Нет, любезные судари, таланты у нас в Сирии (я ещё шутливо называю её Сюрией, но в каждой шутке, как известно, есть доля, и подчеркнем, горькая доля) не нужны. Зачем далеко ходить, возьмём, к примеру, меня. Мне уже за пятьдесят, а я до сих пор не замечен и не обласкан. Горько мне от этого? Горько. Но и сладко. Потому что будь я замечен, я бы усомнился в своём даре, глядя, как на ниве популярности буйствует и процветает сорняк. С другой стороны, сирийцы (а мне сдаётся, и все люди) страдают дальнозоркостью, то есть не видят у себя под носом. Зато они прекрасно видят, что делается под носом у их правителя. А там, понимаешь ли, торчит изрядная шишка. Впрочем, это никого не возмущает и не отвращает, поскольку все понимают, что именно благодаря своей шишке сей господин и стал шахом. Про имеющего власть человека у нас говорят: он шишку держит. А на тему дальнозоркости бытуют поговорки, типа: большое видится на расстоянии; а слона-то я и не приметил. Так вот, когда слон (в данном случае в моём лице) окажется в безвозвратной дали, только тогда они его и приметят. И заохают: как же мы его проглядели, не публиковали, не водили по улицам, не помогли в трудную минуту! И выкопают в пароксизме благодарности из могилы, и повесят на тронутый плесенью пиджак орден, но денег всё равно не дадут. Не дадут под тем предлогом, что деньги там не в ходу, как будто они там были и всё про тот мир знают. Вот, допустим, Вы – христианин, и верите в загробную действительность. И как Вы себе представите ад без денег? Невозможно. Ад и деньги – это синонимы. А поскольку, я слышал, все художники в широком значении слова суть потенциальные клиенты преисподней, то мешочек золотых мне бы не помешал – с чертями в карты играть. Впрочем, нет, не надо денег: с ними мой прах потревожат ещё раз – буквально в первую же ночь, и на этот раз не затем, чтобы поблагодарить.
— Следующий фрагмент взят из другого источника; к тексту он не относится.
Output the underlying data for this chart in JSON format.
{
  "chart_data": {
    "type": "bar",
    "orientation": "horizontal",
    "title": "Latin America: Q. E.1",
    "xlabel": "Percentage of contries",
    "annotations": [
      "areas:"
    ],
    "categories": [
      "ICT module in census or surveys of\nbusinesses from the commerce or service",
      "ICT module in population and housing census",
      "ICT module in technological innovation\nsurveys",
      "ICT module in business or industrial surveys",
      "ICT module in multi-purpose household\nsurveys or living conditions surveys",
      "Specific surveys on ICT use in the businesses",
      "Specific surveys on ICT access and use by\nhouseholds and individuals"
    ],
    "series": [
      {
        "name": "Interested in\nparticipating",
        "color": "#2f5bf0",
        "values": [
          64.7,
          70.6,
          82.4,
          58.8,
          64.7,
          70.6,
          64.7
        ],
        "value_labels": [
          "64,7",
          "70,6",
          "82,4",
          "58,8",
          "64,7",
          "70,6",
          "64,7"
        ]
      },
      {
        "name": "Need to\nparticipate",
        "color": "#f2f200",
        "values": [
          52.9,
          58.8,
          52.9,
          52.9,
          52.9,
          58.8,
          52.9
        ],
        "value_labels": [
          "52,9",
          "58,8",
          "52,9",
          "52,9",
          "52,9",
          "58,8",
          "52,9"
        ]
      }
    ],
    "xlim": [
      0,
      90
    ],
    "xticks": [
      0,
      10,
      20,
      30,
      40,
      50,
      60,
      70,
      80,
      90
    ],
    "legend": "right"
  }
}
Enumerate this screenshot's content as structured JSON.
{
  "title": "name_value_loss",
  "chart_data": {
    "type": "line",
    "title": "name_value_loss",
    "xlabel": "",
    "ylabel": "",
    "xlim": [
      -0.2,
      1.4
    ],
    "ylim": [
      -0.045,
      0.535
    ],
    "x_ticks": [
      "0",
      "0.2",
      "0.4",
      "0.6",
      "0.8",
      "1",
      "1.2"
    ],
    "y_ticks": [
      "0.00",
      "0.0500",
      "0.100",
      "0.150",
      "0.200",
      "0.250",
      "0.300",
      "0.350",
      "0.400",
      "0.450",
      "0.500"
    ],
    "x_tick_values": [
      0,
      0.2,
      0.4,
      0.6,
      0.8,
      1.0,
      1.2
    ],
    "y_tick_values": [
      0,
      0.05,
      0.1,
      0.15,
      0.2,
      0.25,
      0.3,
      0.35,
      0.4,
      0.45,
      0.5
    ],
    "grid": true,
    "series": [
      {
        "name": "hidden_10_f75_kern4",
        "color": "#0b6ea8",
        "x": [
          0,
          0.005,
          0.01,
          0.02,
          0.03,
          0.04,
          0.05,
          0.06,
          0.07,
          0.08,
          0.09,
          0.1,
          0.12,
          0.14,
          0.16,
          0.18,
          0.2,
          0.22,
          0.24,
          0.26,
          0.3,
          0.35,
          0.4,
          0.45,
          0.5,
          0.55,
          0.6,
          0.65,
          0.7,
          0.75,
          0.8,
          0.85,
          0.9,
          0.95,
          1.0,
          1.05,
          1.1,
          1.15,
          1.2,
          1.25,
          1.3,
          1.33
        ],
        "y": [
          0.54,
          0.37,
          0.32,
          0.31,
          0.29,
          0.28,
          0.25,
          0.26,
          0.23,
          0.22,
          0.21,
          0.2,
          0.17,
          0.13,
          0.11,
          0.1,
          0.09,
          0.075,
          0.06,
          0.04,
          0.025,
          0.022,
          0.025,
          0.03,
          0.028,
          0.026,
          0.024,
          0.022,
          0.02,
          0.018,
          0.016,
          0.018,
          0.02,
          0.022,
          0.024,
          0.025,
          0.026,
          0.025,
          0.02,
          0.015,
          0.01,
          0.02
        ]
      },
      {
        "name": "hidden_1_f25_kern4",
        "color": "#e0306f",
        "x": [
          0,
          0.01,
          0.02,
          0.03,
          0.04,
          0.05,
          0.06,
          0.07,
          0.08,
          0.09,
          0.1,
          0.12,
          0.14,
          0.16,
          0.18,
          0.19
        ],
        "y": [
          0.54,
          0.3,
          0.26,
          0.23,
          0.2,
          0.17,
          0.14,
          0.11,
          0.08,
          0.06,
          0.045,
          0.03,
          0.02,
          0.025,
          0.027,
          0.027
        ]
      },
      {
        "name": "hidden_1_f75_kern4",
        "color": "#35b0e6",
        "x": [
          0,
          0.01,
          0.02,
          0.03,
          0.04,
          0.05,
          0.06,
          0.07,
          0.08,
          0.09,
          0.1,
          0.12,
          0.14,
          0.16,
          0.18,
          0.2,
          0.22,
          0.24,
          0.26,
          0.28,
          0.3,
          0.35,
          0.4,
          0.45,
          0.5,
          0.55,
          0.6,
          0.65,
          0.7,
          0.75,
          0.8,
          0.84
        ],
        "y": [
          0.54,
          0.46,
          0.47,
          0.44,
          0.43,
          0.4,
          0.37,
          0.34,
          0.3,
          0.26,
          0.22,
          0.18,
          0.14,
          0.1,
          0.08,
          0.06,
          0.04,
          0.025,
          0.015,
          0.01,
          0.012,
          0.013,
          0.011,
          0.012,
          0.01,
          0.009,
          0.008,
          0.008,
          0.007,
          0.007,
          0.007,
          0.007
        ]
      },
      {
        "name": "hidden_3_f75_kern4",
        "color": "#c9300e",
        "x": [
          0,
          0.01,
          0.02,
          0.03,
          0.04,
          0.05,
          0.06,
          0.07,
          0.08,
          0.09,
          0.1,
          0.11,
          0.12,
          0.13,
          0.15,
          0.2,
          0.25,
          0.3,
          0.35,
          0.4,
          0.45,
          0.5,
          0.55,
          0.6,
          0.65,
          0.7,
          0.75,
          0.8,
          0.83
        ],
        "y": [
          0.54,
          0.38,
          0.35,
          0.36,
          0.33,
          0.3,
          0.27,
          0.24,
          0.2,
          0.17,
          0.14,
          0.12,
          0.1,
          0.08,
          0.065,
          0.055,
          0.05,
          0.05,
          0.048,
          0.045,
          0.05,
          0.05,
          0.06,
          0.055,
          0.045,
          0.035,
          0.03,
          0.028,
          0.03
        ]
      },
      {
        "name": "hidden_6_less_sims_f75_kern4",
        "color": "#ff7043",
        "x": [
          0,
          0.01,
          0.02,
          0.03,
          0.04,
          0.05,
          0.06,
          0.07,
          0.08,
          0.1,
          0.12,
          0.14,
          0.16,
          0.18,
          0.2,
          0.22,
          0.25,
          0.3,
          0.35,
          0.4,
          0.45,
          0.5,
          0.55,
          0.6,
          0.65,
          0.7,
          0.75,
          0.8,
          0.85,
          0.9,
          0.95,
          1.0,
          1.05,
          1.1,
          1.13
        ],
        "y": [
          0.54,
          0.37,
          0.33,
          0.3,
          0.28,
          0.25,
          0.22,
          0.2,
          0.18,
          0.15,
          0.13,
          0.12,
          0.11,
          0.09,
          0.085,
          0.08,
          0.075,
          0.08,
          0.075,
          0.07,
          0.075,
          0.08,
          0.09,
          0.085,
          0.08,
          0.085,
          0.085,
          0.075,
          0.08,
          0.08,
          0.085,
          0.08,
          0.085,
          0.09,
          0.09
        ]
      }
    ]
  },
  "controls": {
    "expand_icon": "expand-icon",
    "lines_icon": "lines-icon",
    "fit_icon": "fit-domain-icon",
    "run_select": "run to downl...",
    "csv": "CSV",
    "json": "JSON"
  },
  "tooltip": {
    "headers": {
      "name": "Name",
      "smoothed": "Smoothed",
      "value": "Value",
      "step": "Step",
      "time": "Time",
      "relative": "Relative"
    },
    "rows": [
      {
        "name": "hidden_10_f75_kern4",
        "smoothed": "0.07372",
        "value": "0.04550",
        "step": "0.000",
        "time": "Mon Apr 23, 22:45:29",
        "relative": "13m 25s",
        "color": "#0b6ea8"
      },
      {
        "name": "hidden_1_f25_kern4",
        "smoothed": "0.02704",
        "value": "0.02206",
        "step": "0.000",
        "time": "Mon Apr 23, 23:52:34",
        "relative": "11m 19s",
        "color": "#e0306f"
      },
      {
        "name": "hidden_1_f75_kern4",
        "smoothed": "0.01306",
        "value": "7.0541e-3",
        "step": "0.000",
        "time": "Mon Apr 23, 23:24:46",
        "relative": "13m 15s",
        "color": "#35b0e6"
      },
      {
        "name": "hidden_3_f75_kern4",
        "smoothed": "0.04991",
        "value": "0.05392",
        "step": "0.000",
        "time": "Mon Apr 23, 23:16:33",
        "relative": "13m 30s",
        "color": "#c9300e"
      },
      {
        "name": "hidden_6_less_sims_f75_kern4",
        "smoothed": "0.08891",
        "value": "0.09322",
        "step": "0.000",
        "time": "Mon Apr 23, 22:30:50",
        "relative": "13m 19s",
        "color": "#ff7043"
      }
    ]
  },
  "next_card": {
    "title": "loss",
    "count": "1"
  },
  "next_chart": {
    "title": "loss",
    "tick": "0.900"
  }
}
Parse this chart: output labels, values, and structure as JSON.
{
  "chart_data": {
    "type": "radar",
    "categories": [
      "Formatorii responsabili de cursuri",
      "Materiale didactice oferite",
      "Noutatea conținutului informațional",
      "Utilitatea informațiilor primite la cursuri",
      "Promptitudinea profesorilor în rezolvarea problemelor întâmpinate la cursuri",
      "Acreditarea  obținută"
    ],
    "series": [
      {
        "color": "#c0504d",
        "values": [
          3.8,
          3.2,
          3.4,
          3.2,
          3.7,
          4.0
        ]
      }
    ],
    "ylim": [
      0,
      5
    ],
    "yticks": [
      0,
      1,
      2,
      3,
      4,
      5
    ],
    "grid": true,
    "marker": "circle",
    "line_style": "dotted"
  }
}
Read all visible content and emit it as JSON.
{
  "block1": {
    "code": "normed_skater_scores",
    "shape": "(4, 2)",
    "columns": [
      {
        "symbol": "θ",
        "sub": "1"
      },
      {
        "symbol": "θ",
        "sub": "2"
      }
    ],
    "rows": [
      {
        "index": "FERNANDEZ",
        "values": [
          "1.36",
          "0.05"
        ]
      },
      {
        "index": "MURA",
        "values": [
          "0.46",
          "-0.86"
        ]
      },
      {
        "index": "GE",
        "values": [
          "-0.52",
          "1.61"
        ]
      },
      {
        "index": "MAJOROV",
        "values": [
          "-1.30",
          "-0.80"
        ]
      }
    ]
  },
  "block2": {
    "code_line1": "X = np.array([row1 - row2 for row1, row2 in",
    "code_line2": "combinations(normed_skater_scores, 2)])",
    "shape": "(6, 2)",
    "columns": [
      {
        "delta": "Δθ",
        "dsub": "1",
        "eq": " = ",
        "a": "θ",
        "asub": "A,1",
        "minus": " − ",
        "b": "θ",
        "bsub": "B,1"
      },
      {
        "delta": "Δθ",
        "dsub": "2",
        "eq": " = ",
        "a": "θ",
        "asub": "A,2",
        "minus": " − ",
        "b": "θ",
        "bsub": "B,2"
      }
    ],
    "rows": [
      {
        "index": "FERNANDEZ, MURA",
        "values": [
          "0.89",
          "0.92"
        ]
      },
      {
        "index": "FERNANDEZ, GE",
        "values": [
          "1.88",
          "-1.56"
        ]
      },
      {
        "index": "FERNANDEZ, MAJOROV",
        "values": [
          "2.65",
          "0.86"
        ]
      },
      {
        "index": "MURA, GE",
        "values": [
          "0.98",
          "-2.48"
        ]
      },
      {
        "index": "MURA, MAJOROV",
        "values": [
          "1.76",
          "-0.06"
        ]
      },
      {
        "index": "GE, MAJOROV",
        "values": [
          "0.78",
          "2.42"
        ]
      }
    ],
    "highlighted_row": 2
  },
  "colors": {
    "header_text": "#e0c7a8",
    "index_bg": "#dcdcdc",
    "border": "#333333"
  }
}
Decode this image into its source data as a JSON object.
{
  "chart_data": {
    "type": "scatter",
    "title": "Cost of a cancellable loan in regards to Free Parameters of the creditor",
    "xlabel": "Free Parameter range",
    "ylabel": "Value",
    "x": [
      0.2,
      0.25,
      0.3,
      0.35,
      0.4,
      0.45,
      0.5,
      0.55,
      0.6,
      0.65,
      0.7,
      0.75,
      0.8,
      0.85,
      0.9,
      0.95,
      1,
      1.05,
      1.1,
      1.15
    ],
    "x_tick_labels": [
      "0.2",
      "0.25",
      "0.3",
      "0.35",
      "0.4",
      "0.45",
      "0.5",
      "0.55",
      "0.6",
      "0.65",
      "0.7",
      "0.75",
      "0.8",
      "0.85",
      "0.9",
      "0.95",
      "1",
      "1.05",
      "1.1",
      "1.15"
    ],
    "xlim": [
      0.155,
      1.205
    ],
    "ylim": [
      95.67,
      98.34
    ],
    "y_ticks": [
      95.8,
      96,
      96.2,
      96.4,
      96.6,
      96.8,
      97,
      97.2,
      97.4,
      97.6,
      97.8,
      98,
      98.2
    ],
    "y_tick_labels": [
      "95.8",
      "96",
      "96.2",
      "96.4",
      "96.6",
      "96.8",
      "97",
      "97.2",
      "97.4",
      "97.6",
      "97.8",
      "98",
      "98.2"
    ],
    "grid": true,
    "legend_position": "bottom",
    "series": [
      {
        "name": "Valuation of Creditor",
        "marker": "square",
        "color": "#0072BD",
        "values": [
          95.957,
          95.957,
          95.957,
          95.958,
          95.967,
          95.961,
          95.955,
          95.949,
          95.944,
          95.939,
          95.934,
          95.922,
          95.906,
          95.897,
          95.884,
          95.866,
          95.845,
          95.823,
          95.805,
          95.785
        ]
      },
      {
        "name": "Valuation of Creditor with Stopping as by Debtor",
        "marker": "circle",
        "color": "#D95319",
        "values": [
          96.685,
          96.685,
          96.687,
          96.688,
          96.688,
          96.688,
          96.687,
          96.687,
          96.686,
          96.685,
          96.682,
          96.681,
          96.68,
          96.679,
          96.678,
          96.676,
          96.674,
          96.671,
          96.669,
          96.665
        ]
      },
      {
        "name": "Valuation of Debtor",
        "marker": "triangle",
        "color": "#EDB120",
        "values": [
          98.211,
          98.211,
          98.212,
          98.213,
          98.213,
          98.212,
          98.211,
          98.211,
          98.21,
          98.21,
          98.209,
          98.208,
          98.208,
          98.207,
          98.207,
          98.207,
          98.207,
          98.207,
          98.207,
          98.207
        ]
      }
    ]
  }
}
Довольно меня при жизни обманывали; если ещё ограбят и в гробу, я этого не перенесу, умру вдругорядь. А умерший дважды, господа, ох, и страшен во гневе! Встанет из могилы, ничем его тогда не уймёшь.

Но всё это – мелочи. Я люблю свою родину и не променяю её ни на какую другую. Чего только в Сирии нет! Особенно много тут солнца и песка. Солнце в лице шаха не заходит даже ночью, и потому всё время ослепительно и жарко, и хочется пить. Ну, и спешишь к ближайшему колодцу. А там твой соплеменник стоит с личной охраной. Это, говорит, мой колодец, хочешь воды – плати. Конечно, платишь и радуешься, что всё у нас в стране теперь под контролем, не то что раньше, когда колодцы были ничьими и беспризорными. И ещё радуешься, что воздух пока не прибрали к рукам хозяйственные люди: на воздух моих денег точно не хватит, ведь дышу я значительно чаще, чем пью. Возьмёшь так стаканчик горькой (вода тут двух видов: сладкая и горькая, но сладкая данную жажду не утоляет) и сядешь на травку, себе подобных в кругу. Тень от пальмы, живительная влага и спокойная беседа совершенно тебя умиротворят, так что ты вытянешься, возляжешь, и весь твой вид будет выражать старую добрую мысль о том, что жить хорошо. И даже слегка загрезишь, прикрыв глаза, но подошедший верблюд лизнет твоё лицо шершавым языком, и ты вновь воспрянешь и продолжишь спокойную беседу про почём нынче баррель нефти. Тема на цвет тёмная, но центральная, поскольку страна наша живёт экспорта нефти за счёт. Выйдет ли кто-нибудь за город, осмотрится: весьма пустынно. Лишь вышки кругом торчат, близ которых по ночам собираются шакалы – и воют. Да и в самом городе… Захочет кто-нибудь помолится, подойдёт к минарету, глядь, а то не минарет, а нефтевышка! Зато легко стало различать богатых и бедных: первые спешат к вышке, вторые же бредут в мечеть, первые пьют нефть, прочие же – водохлёбы. И невольно задумаешься, сидя под пальмой со стаканом воды: отчего это столь невелик выбор у человека – либо ты при деньгах, но чёрен изнутри (от нефти), либо чист, но беден. Но кто бы ты ни был, родина для всех одна и звучит одинаково; правда, с разными смыслами: для богатого она звучит: сир (в смысле шах) и я, а для прочего – сир (в смысле убог) и я.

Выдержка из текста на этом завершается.